Despite these strengths, several limitations should be acknowledged. First, the search was restricted to English-language and peer-reviewed publications, which may have led to the omission of relevant studies, particularly emerging work disseminated through preprints or non-English sources. Second, the reporting quality of the included studies varied considerably; key details such as feature definitions, label construction procedures, and data modalities were often incomplete or inconsistently described, limiting direct comparison across studies. Finally, substantial heterogeneity in clinical contexts, data types, and evaluation strategies further constrained the possibility of quantitative synthesis. Consequently, the findings were primarily integrated through narrative synthesis.
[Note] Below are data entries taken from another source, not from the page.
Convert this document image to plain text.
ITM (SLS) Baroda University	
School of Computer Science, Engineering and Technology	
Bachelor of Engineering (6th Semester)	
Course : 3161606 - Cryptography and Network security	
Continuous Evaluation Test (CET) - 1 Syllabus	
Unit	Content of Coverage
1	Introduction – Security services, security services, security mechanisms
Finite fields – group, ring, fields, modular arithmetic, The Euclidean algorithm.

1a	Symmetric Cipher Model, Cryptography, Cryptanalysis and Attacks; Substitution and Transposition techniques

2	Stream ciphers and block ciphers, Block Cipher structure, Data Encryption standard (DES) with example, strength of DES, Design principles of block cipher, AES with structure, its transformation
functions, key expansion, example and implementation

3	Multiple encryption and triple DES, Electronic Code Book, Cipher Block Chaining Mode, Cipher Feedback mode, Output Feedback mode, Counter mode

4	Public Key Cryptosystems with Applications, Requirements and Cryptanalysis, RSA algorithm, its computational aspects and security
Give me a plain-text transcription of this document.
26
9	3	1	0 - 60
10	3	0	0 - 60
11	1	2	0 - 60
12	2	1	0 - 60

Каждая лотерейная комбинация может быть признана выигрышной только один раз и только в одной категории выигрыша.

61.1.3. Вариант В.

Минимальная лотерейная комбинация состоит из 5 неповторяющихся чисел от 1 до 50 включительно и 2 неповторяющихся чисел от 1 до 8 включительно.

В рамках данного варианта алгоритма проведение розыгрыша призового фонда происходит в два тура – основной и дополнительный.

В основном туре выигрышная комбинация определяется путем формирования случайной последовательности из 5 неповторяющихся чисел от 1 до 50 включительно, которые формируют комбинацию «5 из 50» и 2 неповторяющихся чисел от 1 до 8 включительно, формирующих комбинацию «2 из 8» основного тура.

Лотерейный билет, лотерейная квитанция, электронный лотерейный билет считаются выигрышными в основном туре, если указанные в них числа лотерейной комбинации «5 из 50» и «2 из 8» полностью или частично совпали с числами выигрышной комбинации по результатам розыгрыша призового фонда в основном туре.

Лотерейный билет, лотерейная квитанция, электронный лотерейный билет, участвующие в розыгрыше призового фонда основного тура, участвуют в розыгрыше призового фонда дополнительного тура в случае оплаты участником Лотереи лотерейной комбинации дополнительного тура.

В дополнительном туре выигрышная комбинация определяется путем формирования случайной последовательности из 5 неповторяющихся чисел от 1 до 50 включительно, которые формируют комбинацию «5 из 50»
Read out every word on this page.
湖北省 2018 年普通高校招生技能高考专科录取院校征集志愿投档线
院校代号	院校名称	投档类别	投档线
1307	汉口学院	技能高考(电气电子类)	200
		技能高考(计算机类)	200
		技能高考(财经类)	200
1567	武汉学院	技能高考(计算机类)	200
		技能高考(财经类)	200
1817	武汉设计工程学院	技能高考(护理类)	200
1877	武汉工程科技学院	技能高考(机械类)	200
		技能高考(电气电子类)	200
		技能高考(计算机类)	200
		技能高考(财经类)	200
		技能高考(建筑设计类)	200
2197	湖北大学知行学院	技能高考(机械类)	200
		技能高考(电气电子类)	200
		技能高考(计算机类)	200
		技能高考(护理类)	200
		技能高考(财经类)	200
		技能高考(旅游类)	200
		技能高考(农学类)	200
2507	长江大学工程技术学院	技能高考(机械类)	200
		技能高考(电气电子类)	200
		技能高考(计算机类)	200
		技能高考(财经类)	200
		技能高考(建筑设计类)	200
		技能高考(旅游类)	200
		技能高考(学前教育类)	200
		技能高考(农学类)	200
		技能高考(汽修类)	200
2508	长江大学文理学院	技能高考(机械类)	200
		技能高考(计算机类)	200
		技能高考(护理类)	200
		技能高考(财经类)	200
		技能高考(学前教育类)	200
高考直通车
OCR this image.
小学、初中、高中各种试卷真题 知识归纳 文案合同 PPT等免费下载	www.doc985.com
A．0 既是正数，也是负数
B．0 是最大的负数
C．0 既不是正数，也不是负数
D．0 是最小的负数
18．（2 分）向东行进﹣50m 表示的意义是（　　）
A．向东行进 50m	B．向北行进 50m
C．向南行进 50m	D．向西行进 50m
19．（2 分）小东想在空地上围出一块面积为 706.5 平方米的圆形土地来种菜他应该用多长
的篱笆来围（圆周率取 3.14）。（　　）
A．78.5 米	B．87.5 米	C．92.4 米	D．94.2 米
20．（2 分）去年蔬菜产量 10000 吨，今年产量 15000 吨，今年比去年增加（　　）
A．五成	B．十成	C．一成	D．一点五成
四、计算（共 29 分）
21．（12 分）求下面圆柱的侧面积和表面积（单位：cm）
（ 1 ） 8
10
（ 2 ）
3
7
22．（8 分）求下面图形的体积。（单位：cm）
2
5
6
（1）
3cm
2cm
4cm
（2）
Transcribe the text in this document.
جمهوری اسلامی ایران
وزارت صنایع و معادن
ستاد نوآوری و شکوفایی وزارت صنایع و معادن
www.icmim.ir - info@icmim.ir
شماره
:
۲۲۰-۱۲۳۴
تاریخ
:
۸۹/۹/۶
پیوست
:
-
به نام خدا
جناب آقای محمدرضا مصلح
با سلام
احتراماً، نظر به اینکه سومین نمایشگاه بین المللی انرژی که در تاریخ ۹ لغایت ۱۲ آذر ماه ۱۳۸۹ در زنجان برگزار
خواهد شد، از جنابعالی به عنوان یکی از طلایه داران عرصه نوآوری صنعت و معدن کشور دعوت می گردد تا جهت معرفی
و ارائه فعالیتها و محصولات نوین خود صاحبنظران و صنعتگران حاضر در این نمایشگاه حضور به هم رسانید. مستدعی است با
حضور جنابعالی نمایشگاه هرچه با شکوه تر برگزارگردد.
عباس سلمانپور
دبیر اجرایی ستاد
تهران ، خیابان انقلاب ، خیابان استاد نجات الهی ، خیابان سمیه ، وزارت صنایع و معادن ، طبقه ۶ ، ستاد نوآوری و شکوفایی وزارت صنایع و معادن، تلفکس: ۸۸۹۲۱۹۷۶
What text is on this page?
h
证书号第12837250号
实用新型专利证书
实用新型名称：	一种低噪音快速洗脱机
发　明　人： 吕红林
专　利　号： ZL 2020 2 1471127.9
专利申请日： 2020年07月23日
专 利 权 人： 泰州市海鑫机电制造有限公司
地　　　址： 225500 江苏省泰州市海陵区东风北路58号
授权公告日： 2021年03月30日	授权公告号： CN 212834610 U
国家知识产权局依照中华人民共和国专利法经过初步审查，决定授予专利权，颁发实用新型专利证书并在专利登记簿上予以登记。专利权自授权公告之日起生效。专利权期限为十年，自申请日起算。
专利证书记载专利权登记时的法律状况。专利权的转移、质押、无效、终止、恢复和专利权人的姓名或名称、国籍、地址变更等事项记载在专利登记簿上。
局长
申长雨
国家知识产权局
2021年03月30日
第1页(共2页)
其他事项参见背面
Despite these limitations, this review provides a comprehensive and structured overview of the current evidence base and highlights clear opportunities for advancing ML research in medication-error detection.
Conclusion
5
This scoping review identifies two dominant methodological pipelines for ML-based medication-error detection: a prescription-focused approach grounded in structured EHR data and tree-based models, and a smaller administration-focused paradigm relying on multimodal sensing and deep learning. While reported performance is often promising, the evidence base remains fragmented and largely confined to single-center retrospective evaluations. Label construction strategies vary substantially, external validation is rare, and no standardized benchmarks currently enable fair comparison across models. Beyond routine clinical workflows, no studies addressed medication errors in clinical research settings, despite their distinct operational complexity and safety implications.
Advancing the field will require multicenter datasets, transparent reporting of modeling and tuning procedures, and rigorous prospective evaluation embedded within real-world workflows. Emerging modalities, including free-text processing with large language models, remain underexplored and may offer opportunities to move beyond structured tabular paradigms.
ML systems should therefore be viewed not as autonomous error detectors, but as decision-support tools whose safe and effective deployment depends on robust validation, human oversight, and careful integration into clinical practice.